【Animal Modeling】-Asthma animal model based on data mining

  Purpose: Analyze the elements of asthma animal model modeling, improve the success rate of the model, and provide a methodological reference for the effective evaluation of the tested drugs.

  Methods: Use asthma and animal models as the subject headings to search for journal documents related to China Knowledge Network (January 2009 to August 2019) to find the types of experimental animals, methods of excitability and sensitization, and methods of collection , Testing indicators, etc. Establish a database and perform statistical analysis.

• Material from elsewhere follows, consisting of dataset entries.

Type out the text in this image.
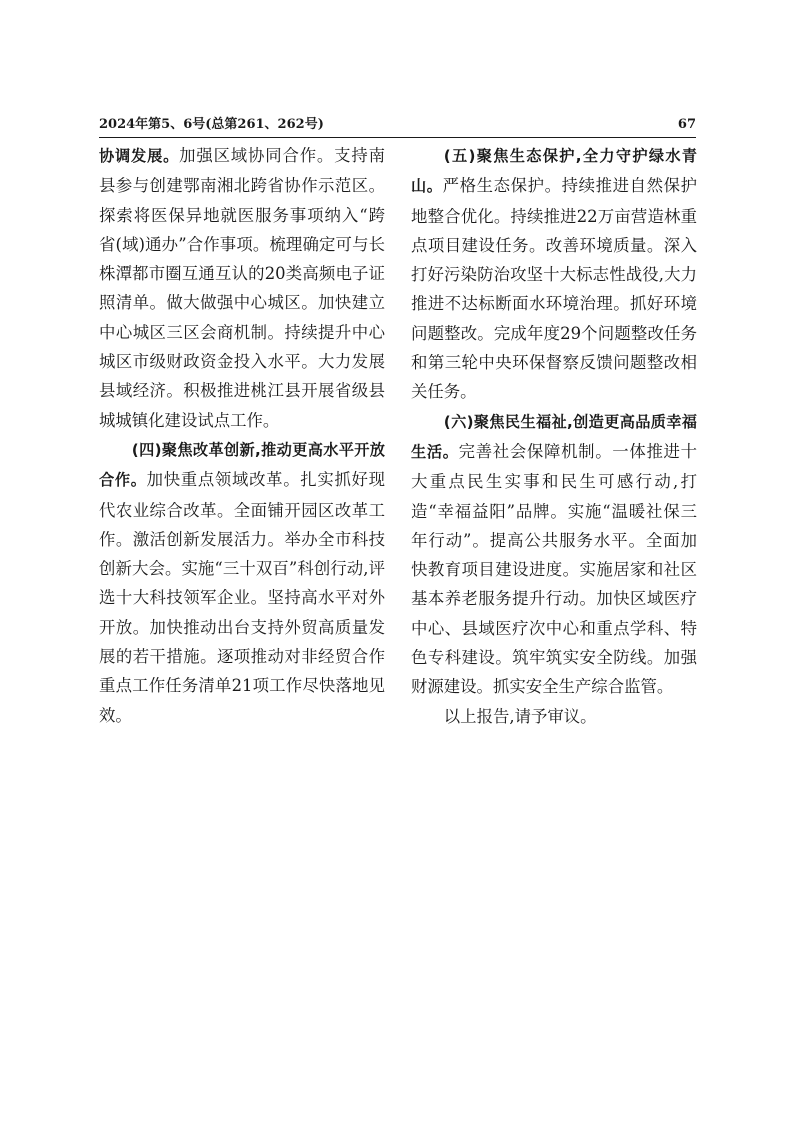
2024年第5、6号(总第261、262号)	67

协调发展。加强区域协同合作。支持南县参与创建鄂南湘北跨省协作示范区。探索将医保异地就医服务事项纳入“跨省(域)通办”合作事项。梳理确定可与长株潭都市圈互通互认的20类高频电子证照清单。做大做强中心城区。加快建立中心城区三区会商机制。持续提升中心城区市级财政资金投入水平。大力发展县域经济。积极推进桃江县开展省级县城城镇化建设试点工作。

(四)聚焦改革创新,推动更高水平开放合作。加快重点领域改革。扎实抓好现代农业综合改革。全面铺开园区改革工作。激活创新发展活力。举办全市科技创新大会。实施“三十双百”科创行动,评选十大科技领军企业。坚持高水平对外开放。加快推动出台支持外贸高质量发展的若干措施。逐项推动对非经贸合作重点工作任务清单21项工作尽快落地见效。

(五)聚焦生态保护,全力守护绿水青山。严格生态保护。持续推进自然保护地整合优化。持续推进22万亩营造林重点项目建设任务。改善环境质量。深入打好污染防治攻坚十大标志性战役,大力推进不达标断面水环境治理。抓好环境问题整改。完成年度29个问题整改任务和第三轮中央环保督察反馈问题整改相关任务。

(六)聚焦民生福祉,创造更高品质幸福生活。完善社会保障机制。一体推进十大重点民生实事和民生可感行动,打造“幸福益阳”品牌。实施“温暖社保三年行动”。提高公共服务水平。全面加快教育项目建设进度。实施居家和社区基本养老服务提升行动。加快区域医疗中心、县域医疗次中心和重点学科、特色专科建设。筑牢筑实安全防线。加强财源建设。抓实安全生产综合监管。

以上报告,请予审议。
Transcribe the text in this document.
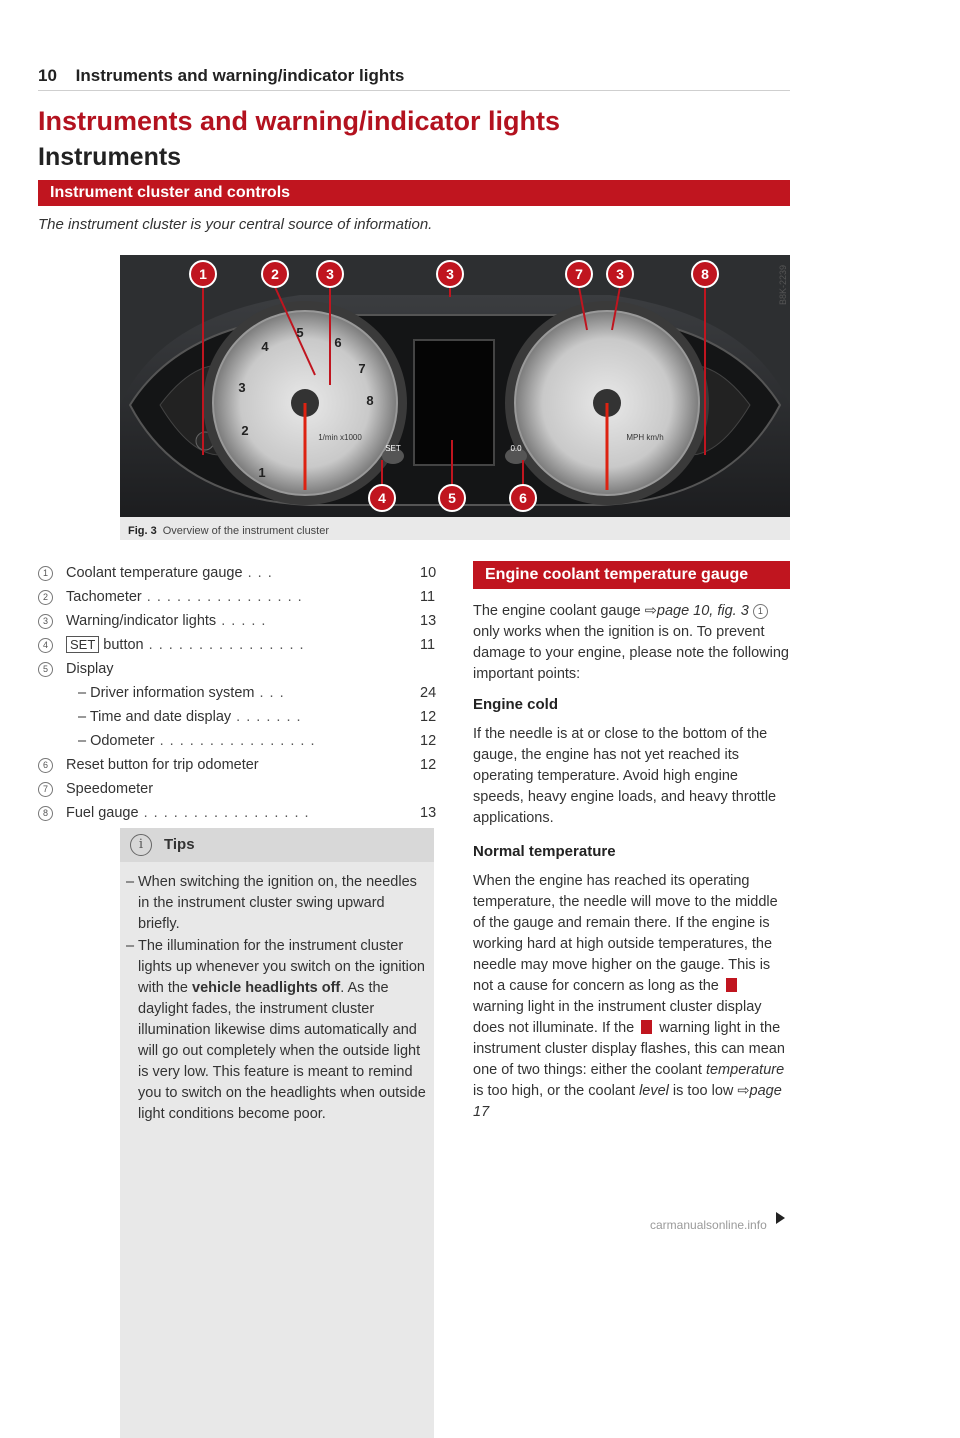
10 Instruments and warning/indicator lights
Instruments and warning/indicator lights
Instruments
Instrument cluster and controls
The instrument cluster is your central source of information.
1	2	3	3	7 3	8
4	5	6
1
2
3
4
5
6
7
8
1/min x1000	MPH km/h
SET	0.0
B8K-2239
Fig. 3 Overview of the instrument cluster
1	Coolant temperature gauge . . .	10
2	Tachometer . . . . . . . . . . . . . . . .	11
3	Warning/indicator lights . . . . .	13
4	SET button . . . . . . . . . . . . . . . .	11
5	Display
– Driver information system . . .	24
– Time and date display . . . . . . .	12
– Odometer . . . . . . . . . . . . . . . .	12
6	Reset button for trip odometer	12
7	Speedometer
8	Fuel gauge . . . . . . . . . . . . . . . . .	13
i	Tips
– When switching the ignition on, the needles in the instrument cluster swing upward briefly.
– The illumination for the instrument cluster lights up whenever you switch on the ignition with the vehicle headlights off. As the daylight fades, the instrument cluster illumination likewise dims automatically and will go out completely when the outside light is very low. This feature is meant to remind you to switch on the headlights when outside light conditions become poor.
Engine coolant temperature gauge
The engine coolant gauge ⇨page 10, fig. 3 1 only works when the ignition is on. To prevent damage to your engine, please note the following important points:
Engine cold
If the needle is at or close to the bottom of the gauge, the engine has not yet reached its operating temperature. Avoid high engine speeds, heavy engine loads, and heavy throttle applications.
Normal temperature
When the engine has reached its operating temperature, the needle will move to the middle of the gauge and remain there. If the engine is working hard at high outside temperatures, the needle may move higher on the gauge. This is not a cause for concern as long as the  warning light in the instrument cluster display does not illuminate. If the  warning light in the instrument cluster display flashes, this can mean one of two things: either the coolant temperature is too high, or the coolant level is too low ⇨page 17
carmanualsonline.info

  Result: included in 118 journal articles that meet the criteria. Among them, the most used experimental animals are BALB/c mice (43 times, 36.4%) and SD rats (42 times, 35.5%). The excitation method is aerosol excitation (102 times, accounting for 86.4%), the most commonly used sensitization method is ovalbumin (OVA) sensitization (107 times, accounting for 90.6%), and the most frequently detected index is lung tissue Pathology (92 times), accounting for 77.9%. ). Serum biochemical index (49 times, 41.5%), number of cells in alveolar lavage fluid (42 times, 35.6%), lung tissue immunohistochemistry (40 times, 33.9%), biochemistry in the supernatant of alveolar lavage fluid Index chemical index (39 times, 33.1)%), etc.

  Conclusion: When establishing an asthma animal model, use BALB/C mice or SD rats as experimental animals, and use sprays to stimulate allergies. Using OVA as a sensitizing antigen can increase the success rate of the model. Index selection recommends that the lungs should select histopathology, serum biochemical indexes, cell classification and the number of alveolar lavage fluids to effectively evaluate the tested drugs and provide a basis for better asthma animal research.